Capturées ce vendredi matin dans la ville de Seine-Saint-Denis, les images montrent des policiers utilisant leur cartouche de gaz à main sur un homme avant de s’éloigner alors qu’il titube et tombe au sol.
La vidéo ne dure que trente secondes, mais elle soulève de nombreuses questions. Tourné de nuit depuis un immeuble du Bourget (Seine-Saint-Denis), il montre une voiture de police sérigraphiée, feux éteints, faisant marche arrière sur un passage clouté pour s’arrêter au niveau d’un homme tenant des sacs. Elle reste debout, immobile. Y a-t-il une discussion entre le piéton et la police ? C’est impossible à dire. Dans chaque cas, un jet de gaz lacrymogène, peut-être tiré avec une cartouche de gaz à main, a jailli de la fenêtre avant droite de la voiture, en direction du visage de l’homme sur le trottoir. Elle hurle, se balance, puis s’effondre au sol. Pendant ce temps, les employés démarrent et disparaissent du champ de vision de la caméra.

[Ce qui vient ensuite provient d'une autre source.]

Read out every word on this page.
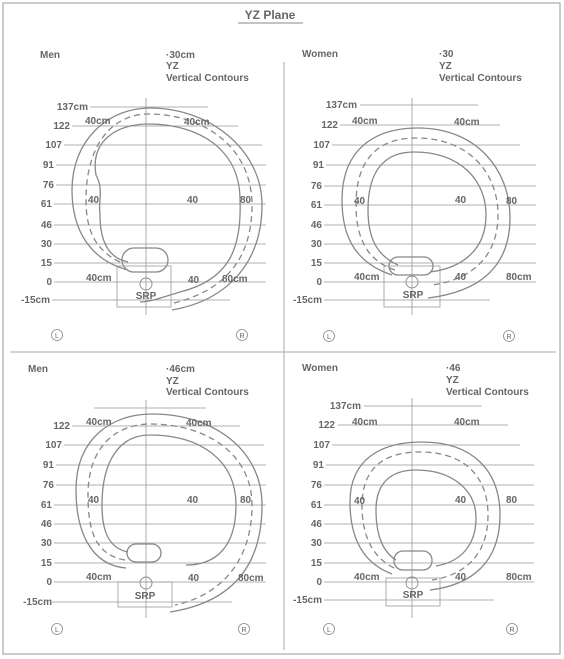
YZ Plane
Men	·30cm
YZ
Vertical Contours
137cm
122
107
91
76
61
46
30
15
0
-15cm	SRP
40cm	40cm
40	40	80
40cm	40 80cm
L	R
Women	·30
YZ
Vertical Contours
137cm
122
107
91
76
61
46
30
15
0
-15cm	SRP
40cm	40cm
40	40	80
40cm	40	80cm
L	R
Men	·46cm
YZ
Vertical Contours
122
107
91
76
61
46
30
15
0
-15cm
SRP
40cm	40cm
40	40	80
40cm	40	80cm
L	R
Women	·46
YZ
Vertical Contours
137cm
122
107
91
76
61
46
30
15
0
-15cm	SRP
40cm	40cm
40	40	80
40cm	40	80cm
L	R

Le caméraman proteste : “Oh, ils l’ont gazé normalement, les salauds.”
**VIOLENCES POLICIÈRES**
Un SDF a été gazé le 15.07 vers 4 heures du matin par la police au Bourget, en marge des festivités.
Cette vidéo est authentique.
La journaliste @marionhuguet21 s’entretient avec le témoin qui a filmé la scène.
👇Sa version des faits🧵cc @France3Paris pic.twitter.com/ie3HDH2YMm
— Les Révélateurs de FranceTV (@RevelateursFTV) 15 juillet 2022
Les Révélateurs de France Télévisions se sont entretenus avec ce témoin, qui précise que la scène s’est déroulée vers 4 heures du matin le 15 juillet. Selon lui, la victime est sans abri “probablement souffrant de problèmes psychologiques, jetant des objets sur les passants”. Cela motiverait l’intervention de la police. Cependant, selon ce témoin, après avoir gazé l’homme, les agents ne reviendraient pas l’interroger.
Dans la foulée, la préfecture de police de Paris a posté un tweet. Elle “a immédiatement saisi l’IGPN pour ouvrir une enquête sur l’utilisation de gaz lacrymogènes par une équipe de police portée à sa connaissance par une vidéo diffusée sur les réseaux sociaux.” Promettant aussi ceci “Les fonctionnaires, une fois identifiés, seront démis de leurs fonctions”. S’agit-il vraiment d’une enquête administrative (plutôt que judiciaire) ? Et s’agit-il d’une suspension préventive (et temporaire) ou d’une sanction permanente ? Se connecter avec Libérationde la préfecture de police de Paris n’a pas voulu répondre à ces questions.